In the words of Lou Reed – ‘a perfect day’ – and I still had time to look around the town. I discovered a fabulous cinema, the 70-seater Vernissage on Hofmattstrasse at the Backstage Hotel. The space is also a theatre, nightclub and art gallery and regularly shows documentaries about the Matterhorn, filmed by the owner – Heinz Julen’s – father. Julen is an hotelier and architect par excellence with a huge impact on Zermatt. His restaurant Chez Vrony is world-renowned and his most recent project, the Backstage boutique hotel is beautiful. This is where the idea for Zermatt Unplugged music festival was created. Paolo Nutini, Stephan Eicher, Michael Bolton and Nelly Furtado among others will be playing the festival between April 4-8 this year.
Non-skiers are well catered for in Zermatt. I visited the fascinating museum: a subterranean world under glass adjacent to the village church that depicts Zermatt’s history as a farming and climbing centre, complete with farm buildings. From prehistoric human remains to the rope from the tragic first ascent of the Matterhorn in 1865 by Edward Whymper and his teammates, it’s a fascinating exhibition.
Take a wander through the adjacent cemetery – you’ll see tombstones dedicated to international climbers who perished on the Matterhorn and other peaks. There’s also an English church, guided village tours, snowshoe tours, and an unforgettable helicopter flight over the Matterhorn with Zermatt Air, and spas-a-plenty in the top hotels. And of course retail therapy in abundance, from watch shops and jewellers to smart leisure gear.

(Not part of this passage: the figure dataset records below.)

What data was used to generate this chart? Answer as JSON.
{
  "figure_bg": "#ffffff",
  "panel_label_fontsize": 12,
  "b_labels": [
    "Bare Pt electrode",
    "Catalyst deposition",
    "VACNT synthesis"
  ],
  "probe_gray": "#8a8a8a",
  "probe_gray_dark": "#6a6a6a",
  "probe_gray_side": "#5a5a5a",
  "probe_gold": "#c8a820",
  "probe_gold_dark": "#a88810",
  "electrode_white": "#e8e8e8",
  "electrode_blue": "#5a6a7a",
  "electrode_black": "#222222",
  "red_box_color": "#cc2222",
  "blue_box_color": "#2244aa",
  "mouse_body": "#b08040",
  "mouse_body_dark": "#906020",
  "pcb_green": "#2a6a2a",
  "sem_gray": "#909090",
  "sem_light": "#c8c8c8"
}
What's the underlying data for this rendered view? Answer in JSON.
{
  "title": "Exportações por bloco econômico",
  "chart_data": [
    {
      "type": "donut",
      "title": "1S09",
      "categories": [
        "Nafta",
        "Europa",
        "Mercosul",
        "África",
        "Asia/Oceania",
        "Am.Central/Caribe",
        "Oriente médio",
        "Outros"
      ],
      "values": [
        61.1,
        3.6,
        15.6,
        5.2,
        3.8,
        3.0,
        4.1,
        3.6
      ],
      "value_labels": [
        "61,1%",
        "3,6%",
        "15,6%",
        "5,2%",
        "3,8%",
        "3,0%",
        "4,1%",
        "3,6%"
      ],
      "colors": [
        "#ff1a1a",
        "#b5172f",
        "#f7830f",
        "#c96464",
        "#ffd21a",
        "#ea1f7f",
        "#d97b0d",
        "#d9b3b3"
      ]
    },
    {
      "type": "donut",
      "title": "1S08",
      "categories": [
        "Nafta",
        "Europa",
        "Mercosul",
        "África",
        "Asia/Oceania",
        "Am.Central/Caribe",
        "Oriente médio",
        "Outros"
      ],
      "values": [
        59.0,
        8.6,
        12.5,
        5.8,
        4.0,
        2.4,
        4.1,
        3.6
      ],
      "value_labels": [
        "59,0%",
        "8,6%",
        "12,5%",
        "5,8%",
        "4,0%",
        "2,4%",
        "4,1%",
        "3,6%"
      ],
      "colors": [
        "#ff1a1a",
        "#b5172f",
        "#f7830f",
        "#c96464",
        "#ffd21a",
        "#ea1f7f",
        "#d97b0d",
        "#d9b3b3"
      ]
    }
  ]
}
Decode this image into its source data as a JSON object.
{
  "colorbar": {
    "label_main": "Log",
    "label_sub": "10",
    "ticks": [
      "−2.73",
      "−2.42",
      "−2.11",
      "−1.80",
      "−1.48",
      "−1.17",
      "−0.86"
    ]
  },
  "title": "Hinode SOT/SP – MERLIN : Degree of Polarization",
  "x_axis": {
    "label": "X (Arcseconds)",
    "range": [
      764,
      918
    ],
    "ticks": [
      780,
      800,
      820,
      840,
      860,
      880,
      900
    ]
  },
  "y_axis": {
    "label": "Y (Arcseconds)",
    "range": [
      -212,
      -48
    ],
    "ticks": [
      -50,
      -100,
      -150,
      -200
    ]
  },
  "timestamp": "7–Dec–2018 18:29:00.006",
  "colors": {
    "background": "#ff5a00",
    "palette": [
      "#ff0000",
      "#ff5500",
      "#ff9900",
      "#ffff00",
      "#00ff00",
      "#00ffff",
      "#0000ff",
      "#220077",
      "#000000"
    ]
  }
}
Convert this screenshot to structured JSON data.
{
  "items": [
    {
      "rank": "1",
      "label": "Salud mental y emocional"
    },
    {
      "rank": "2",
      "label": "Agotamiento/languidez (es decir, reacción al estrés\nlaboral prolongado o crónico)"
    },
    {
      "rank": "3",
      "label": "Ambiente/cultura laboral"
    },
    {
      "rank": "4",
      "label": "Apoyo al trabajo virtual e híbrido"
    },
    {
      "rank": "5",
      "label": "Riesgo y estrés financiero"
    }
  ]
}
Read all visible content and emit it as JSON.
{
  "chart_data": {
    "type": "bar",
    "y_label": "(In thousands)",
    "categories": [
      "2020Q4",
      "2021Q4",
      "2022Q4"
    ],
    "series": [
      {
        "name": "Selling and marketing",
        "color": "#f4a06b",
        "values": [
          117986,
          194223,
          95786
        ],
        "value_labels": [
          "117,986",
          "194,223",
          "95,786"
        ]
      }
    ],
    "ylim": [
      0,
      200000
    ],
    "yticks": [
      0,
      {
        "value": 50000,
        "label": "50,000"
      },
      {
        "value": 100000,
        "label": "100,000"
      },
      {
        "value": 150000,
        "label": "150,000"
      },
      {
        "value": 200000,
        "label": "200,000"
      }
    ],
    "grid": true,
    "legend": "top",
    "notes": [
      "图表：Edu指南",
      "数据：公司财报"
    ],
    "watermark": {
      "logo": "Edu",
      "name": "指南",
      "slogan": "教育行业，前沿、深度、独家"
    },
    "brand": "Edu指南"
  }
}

There are more than 100 restaurants in Zermatt, from mountain hideaways to small stübli and Michelin-starred cuisine. I can certainly vouch for mountain eateries Chez Vrony and Restaurant Paradies, both offering superb traditional mountain food at Findeln, as well as Al Bosco at Rifelalp. Town-based recommendations include the authentic atmosphere at Pinte, which serves traditional fondue and raclette. Findlerhof, 1818 Eat & Drink, and Restaurant Whymper-Stube are also worth a reservation, as is the 2-Michelin-starred After Seven restaurant at the Backstage Hotel.
Grand Dame Victorian hotels such as the Grand Hotel Zermatterhof and the Mont Cervin Palace, as well as the more hipster Omnia, have renowned restaurants serving a selection of traditional and international cuisine. The Corbeau d’Or, helmed by 16-point Gault Millau Chef Alain Kuster is a must, as is Chez Heini, renowned for its homegrown lamb and convivial hospitality.
If you’re looking for Japanese cuisine, Hotel Albana Real’s ‘Fuji of Zermat’ restaurant will satisfy all yearnings. Equally the hotel’s Rua Thai menu is a smorgasbord of your favourite authentic Thai dishes, (my red curry with beef and pineapple was delicious) all prepared by a Bangkok chef.